Your Friday crash course: Diagnostic biomarkers are in essence, used to determine whether or not a patient has a medical condition. Biomarkers can be molecular, histologic, radiographic and physiological, examples include heart rate, BMI and x-ray findings.
Proteomics International Laboratories (ASX: PIQ) is taking molecular biomarkers to a whole new level, utilising proprietary biomarkers to test for specific conditions that, until now, have been undetectable by blood tests.
Having already developed the PromarkerD assay, the world’s first test for predicting diabetic kidney disease, PIQ has been working on developing a diagnostic test for another indication- oesophageal adenocarcinoma.
The Company has completed a validation study with Queensland based QIMR Berghofer Medical Research Institute looking at a simple blood test that utilises a panel of biomarkers to detect the cancer.
Managing Director Dr Richard Lipscombe said: “We’ve been able to identify a select panel of biomarkers with the potential to be used as a diagnostic test. Importantly we have also completed validation of the panel using blood samples from more than 300 patients.”

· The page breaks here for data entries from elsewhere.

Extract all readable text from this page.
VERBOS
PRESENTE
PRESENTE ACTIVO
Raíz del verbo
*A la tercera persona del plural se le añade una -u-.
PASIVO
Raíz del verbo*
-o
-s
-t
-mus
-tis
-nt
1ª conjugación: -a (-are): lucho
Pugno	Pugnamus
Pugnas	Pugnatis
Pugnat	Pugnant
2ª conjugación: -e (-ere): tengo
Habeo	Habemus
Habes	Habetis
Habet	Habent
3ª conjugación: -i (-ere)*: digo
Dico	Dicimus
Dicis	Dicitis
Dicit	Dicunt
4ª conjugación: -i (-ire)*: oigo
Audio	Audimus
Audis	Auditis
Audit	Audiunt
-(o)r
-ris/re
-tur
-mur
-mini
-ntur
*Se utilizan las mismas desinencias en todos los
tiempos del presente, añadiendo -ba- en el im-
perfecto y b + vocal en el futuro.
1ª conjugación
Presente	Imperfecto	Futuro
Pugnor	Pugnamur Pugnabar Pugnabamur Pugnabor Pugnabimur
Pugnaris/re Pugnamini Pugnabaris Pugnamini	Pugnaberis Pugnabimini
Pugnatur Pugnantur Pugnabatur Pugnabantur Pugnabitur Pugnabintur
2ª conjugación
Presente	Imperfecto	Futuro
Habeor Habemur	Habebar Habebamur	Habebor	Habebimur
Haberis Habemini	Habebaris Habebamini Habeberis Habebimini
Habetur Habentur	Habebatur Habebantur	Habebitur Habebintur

The study looked at Barrett’s oesophagus, a pre-malignant condition that is considered a significant risk factor for going on to develop oesophageal adenocarcinoma. The condition is caused by acid reflux and affects approximately 2% of the population. Current diagnostic measures include invasive and expensive endoscopies to visualise the damaged area.
PIQ’s study seeks to validate and develop their diagnostic blood test which will ultimately provide adenocarcinoma patients with a safe, non-invasive and cost effective way to gain a diagnosis and subsequent treatment.
Study results will be presented at the 27th Lorne Proteomics Symposium, held today in Victoria.
The collaboration between the two entities has been beneficial to PIQ who are undertaking a broader strategy to continually improve and expand their portfolio of diagnostic tools in areas where there is significant unmet need.